TrainOutput(global_step=978, training_loss=0.31767982841756937, metrics={'train_runtime': 3964.7303, 'train_samples_per_second': 6.569, 'train_steps_per_second': 0.411, 'total_flos': 340291497339420.0, 'train_loss': 0.31767982841756937, 'epoch': 3.0})

# Prepare for Submission

In [23]:
test_predictions = trainer.predict(tokenized_data["test"])
preds = np.argmax(test_predictions.predictions, axis = 1)

In [24]:
submission = pd.DataFrame(list(zip(test_df.id, preds)), 
                          columns = ["id", "target"])
submission.to_csv("submission.csv", index = False)

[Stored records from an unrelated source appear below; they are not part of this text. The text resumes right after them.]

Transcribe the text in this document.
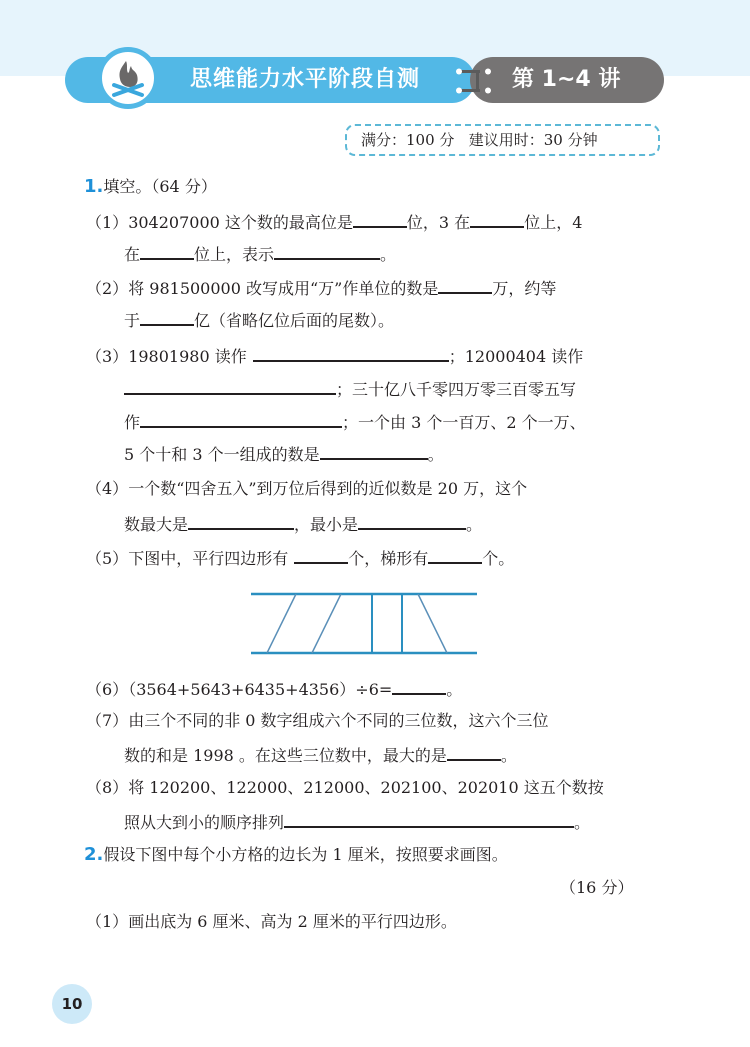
思维能力水平阶段自测	第 1~4 讲
满分：100 分 建议用时：30 分钟
1.填空。（64 分）
（1）304207000 这个数的最高位是	位，3 在	位上，4
在	位上，表示	。
（2）将 981500000 改写成用“万”作单位的数是	万，约等
于	亿（省略亿位后面的尾数）。
（3）19801980 读作	；12000404 读作
；三十亿八千零四万零三百零五写
作	；一个由 3 个一百万、2 个一万、
5 个十和 3 个一组成的数是	。
（4）一个数“四舍五入”到万位后得到的近似数是 20 万，这个
数最大是	，最小是	。
（5）下图中，平行四边形有	个，梯形有	个。
（6）（3564+5643+6435+4356）÷6=	。
（7）由三个不同的非 0 数字组成六个不同的三位数，这六个三位
数的和是 1998 。在这些三位数中，最大的是	。
（8）将 120200、122000、212000、202100、202010 这五个数按
照从大到小的顺序排列	。
2.假设下图中每个小方格的边长为 1 厘米，按照要求画图。
（16 分）
（1）画出底为 6 厘米、高为 2 厘米的平行四边形。
10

Despite introducing an additional pre-processing step, the fine-tuned model did not perform better than [my best attempt](https://www.kaggle.com/code/l048596/disaster-tweets-bertweet-tensorflow). In following notebooks, I am going to learn to add additional layers to fine-tuned BERT models so that we can increase the expressive power of our models. It is my understanding that this can be done in one of two ways: 1) we define a custom module where we add layers on top of a pre-trained BERT model; 2) use input layers in tensorflow such that the input of the model are outputs of the pre-trained BERT model (similar to the one we have in the aforementioned notebook).